José pensaba en los primeros cuadros señoriales que llegaron a su vida. Nunca tuvo la oportunidad de conocer personalmente a su abuelo paterno. Al entrar en aquella habitación donde yacía su cuerpo ya fallecido, se fijó en el cuadro que dominaba la estancia. Un marco especial y una figura apuesta y llena de vida se traslucía.
La primera ocasión de sentirse junto a su abuelo era ya en los momentos finales de su marcha de este mundo. No pudo tener la ocasión de escuchar su voz y de intercambiar con él algunos pensamientos. Mirando el cuadro trataba de descubrir esa alma escondida a los ojos, pero intuida por la mente, por el corazón y por esos sensibles sentimientos.
José tenía apenas seis años. Unos cuchicheos intencionales se deslizaban entre las personas femeninas de la casa. Le dieron una esquela a mi padre. En ella, mi madre no figuraba. Olvidos intencionales que no le decían mucho a José. Se había criado sin la presencia de su abuelo. Pero el cuadro, tenía su cuerpo.
Sus ojos también vieron el cuerpo fallecido de su abuelo. La vida se había evaporado y el cuerpo, derrotado, no decía mucho. Entendía esa imagen que acababa de leer: “¿Quién colgaría un marco vacío en la pared y se pararía delante de él contemplándolo con la más profunda reverencia como si de una obra maestra se tratase? Mas si ves a tu hermano como un cuerpo es justamente lo que estás haciendo”.

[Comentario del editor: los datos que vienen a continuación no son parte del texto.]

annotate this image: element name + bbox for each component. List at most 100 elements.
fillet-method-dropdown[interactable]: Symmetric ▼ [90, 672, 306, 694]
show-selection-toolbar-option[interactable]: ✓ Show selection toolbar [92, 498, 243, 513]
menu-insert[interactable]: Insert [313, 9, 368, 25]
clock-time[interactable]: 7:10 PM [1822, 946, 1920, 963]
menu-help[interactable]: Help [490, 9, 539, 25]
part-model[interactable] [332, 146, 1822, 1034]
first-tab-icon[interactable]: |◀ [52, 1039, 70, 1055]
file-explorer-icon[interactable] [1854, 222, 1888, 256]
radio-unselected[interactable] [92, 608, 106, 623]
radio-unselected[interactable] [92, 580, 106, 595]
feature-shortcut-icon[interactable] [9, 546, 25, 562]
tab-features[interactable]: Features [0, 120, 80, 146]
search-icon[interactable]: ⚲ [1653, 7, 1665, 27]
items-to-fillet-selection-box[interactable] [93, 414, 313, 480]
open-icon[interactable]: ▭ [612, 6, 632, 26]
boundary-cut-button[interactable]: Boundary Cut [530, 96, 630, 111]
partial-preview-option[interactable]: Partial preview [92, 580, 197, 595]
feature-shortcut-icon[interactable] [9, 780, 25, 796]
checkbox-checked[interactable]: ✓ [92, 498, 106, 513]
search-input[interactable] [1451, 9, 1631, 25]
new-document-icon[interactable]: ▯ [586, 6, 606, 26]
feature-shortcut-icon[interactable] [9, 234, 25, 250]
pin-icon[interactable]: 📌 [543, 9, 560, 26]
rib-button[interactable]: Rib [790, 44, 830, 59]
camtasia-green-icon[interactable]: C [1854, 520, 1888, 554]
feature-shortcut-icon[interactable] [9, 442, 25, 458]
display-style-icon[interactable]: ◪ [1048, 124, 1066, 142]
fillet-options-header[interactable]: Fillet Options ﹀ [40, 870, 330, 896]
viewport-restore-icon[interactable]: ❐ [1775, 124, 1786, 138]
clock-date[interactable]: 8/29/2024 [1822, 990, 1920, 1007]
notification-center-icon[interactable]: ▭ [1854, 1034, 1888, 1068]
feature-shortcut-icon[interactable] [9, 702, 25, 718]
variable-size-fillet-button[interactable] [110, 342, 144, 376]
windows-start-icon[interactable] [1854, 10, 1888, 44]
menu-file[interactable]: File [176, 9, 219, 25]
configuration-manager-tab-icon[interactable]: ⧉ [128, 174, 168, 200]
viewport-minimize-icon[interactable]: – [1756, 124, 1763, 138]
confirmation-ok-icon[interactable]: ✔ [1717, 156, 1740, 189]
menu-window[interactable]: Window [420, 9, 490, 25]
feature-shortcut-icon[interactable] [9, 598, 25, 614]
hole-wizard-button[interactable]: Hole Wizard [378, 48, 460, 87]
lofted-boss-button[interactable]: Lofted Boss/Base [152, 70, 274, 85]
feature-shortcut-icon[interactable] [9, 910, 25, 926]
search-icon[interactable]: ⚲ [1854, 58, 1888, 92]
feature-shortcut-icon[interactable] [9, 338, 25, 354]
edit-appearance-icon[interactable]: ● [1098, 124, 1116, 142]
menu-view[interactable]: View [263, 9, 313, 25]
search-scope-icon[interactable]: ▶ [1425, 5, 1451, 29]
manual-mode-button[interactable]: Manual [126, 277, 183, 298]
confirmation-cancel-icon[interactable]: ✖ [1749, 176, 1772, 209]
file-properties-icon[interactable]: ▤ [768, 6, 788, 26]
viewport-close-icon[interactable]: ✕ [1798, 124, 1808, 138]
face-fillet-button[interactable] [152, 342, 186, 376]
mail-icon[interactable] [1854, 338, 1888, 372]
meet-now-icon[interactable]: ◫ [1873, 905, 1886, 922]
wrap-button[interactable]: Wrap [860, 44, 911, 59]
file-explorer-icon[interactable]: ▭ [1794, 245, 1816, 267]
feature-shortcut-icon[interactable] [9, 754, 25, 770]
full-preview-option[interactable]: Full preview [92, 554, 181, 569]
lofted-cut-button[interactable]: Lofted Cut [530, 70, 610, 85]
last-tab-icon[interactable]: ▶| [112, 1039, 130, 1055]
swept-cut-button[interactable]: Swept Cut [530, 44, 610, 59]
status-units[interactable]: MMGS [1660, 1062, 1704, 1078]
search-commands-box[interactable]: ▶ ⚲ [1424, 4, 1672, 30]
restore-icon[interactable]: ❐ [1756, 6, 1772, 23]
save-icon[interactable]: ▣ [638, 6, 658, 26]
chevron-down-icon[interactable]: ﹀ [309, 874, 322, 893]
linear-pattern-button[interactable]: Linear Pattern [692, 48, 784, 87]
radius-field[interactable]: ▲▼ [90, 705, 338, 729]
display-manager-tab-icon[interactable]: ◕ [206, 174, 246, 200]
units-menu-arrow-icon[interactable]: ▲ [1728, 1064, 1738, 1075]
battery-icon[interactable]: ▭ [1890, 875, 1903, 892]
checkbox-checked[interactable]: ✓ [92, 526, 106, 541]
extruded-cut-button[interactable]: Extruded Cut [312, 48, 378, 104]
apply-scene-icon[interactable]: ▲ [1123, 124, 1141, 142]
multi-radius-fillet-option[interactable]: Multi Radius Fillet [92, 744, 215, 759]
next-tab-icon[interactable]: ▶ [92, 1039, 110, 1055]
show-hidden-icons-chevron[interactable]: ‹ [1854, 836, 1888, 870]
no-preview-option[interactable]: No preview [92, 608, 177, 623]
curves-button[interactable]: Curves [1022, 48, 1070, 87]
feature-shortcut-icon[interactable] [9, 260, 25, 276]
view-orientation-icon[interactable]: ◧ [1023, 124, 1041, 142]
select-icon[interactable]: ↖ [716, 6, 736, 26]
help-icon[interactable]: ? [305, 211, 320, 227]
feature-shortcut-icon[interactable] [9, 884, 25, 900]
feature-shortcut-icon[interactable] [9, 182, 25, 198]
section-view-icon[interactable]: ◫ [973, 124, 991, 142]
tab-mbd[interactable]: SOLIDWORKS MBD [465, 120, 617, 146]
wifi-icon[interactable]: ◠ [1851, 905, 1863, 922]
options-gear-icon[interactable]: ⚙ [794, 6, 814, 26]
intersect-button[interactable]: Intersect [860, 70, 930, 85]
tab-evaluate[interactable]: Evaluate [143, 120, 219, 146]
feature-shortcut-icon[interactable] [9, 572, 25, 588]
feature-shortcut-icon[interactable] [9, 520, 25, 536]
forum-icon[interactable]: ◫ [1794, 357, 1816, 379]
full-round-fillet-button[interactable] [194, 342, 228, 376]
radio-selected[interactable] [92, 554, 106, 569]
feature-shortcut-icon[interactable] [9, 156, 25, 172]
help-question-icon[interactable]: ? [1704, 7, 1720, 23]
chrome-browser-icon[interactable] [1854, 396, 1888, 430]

“La obra maestra que el Padre Celestial ha situado dentro de ese marco es lo único que se puede ver. El cuerpo la contiene por un tiempo, pero no la empaña en absoluto. Mas lo que el Padre Celestial ha creado no necesita marco, pues lo que Él ha creado, Él lo apoya y lo enmarca dentro de Sí Mismo. Él te ofrece Su obra maestra para que la veas”.
“¿Preferirías ver el marco en su lugar y no ver el cuadro?”. José había visto cuerpos de su abuelo. No pudo ver su verdad personal. Esa verdad se evaporó, se fue. Así que dejó de darle importancia al cuerpo. Lo que destacaba en una persona era su cariño, su afecto, su simpatía, su mano amiga, su mirada llena de paz y sus palabras silenciosas siempre compartiendo la dulzura y la bondad.
Esa era la obra de arte que vería en adelante. Era realmente lo único que se podría contemplar con profunda reverencia como si de una obra maestra se tratase. Esa obra no tenía fecha de caducidad.